Rich’s rating: The original sci-fi success story. Nuff said.
Rich’s review: Now, I’m pretty sure that this review will probably only be second to Poolman’s third nipple (he doesn’t like to talk about it) in the category of “most superfluous and un-necessary thing in the history of creation,” yet here I am doing it anyway. Why? Because I’m a completist nerd who can’t stand the fact that we’ve got a posted review of every other Star Wars film but not the first one? Or lazy journalism (because seriously who amongst us couldn’t ramble on inanely about Star Wars and easily fill a few pages without having to actually, you know, do any research or actual work)?
I leave that for you to decide, dear reader. I’ve got some important rambling to do.
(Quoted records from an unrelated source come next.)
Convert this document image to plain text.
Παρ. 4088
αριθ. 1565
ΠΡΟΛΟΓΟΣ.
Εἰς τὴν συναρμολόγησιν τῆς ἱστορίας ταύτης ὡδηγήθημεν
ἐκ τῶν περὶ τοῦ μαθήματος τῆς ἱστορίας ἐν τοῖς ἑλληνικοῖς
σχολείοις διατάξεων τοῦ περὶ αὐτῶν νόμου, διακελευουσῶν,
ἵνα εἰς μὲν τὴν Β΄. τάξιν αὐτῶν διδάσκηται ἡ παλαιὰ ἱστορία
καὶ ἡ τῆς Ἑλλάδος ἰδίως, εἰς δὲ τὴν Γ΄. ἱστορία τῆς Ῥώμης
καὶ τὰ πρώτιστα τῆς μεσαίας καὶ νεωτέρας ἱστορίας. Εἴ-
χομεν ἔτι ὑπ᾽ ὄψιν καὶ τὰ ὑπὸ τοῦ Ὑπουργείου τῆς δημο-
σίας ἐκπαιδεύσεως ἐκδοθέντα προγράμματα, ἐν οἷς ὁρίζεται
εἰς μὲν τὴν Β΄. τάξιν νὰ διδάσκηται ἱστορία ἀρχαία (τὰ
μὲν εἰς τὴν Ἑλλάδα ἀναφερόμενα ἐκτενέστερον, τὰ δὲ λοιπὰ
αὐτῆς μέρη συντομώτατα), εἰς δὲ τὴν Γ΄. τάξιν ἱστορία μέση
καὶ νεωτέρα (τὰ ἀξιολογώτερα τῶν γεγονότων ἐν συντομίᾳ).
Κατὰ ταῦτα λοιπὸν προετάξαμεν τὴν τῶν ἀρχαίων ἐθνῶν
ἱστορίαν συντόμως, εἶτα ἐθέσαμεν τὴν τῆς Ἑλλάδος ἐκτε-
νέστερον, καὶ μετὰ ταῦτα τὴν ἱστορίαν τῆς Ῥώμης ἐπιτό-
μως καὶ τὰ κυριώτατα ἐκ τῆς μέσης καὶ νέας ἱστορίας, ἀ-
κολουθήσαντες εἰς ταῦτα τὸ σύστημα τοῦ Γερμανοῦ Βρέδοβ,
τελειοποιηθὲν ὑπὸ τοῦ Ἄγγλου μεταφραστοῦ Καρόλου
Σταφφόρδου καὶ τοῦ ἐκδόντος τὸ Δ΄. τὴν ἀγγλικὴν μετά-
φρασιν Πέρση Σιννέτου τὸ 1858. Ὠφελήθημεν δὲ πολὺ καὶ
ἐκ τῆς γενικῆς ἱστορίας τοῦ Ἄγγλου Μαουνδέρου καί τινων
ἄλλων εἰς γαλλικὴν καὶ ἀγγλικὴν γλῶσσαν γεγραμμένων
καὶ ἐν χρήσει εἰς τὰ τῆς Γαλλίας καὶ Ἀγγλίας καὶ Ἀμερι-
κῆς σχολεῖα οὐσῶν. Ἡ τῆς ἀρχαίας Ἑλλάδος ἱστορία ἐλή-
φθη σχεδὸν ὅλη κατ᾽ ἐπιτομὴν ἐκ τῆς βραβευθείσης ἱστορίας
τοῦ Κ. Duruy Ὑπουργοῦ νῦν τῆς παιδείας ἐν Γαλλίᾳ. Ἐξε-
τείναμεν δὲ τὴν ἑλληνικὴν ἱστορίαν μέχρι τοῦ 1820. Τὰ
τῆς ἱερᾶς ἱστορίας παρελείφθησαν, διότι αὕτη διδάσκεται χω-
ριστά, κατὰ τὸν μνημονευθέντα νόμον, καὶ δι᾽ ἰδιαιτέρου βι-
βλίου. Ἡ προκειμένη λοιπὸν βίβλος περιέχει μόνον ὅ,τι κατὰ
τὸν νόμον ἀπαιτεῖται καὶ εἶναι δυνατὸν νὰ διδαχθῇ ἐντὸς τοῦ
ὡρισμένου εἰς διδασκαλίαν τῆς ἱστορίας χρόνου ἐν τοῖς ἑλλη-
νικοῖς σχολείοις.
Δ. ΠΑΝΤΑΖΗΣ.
In my life, out of everyone I’ve ever met with whom I’ve had a conversation regarding films, I know of only one person who hasn’t seen Star Wars. One. In twenty-some years. If that’s not an indication of quite how entrenched into our culture this film has become, I don’t know what is. It’s everywhere. From an early age kids have already mastered the art of sounding like Darth Vader by cupping their hands over their mouths and breathing heavily. I suspect that by the year 2025 the evolution of the Star Wars phenomenon will have reached such a point that children still in the womb will have the script of the film genetically encoded into their very brains.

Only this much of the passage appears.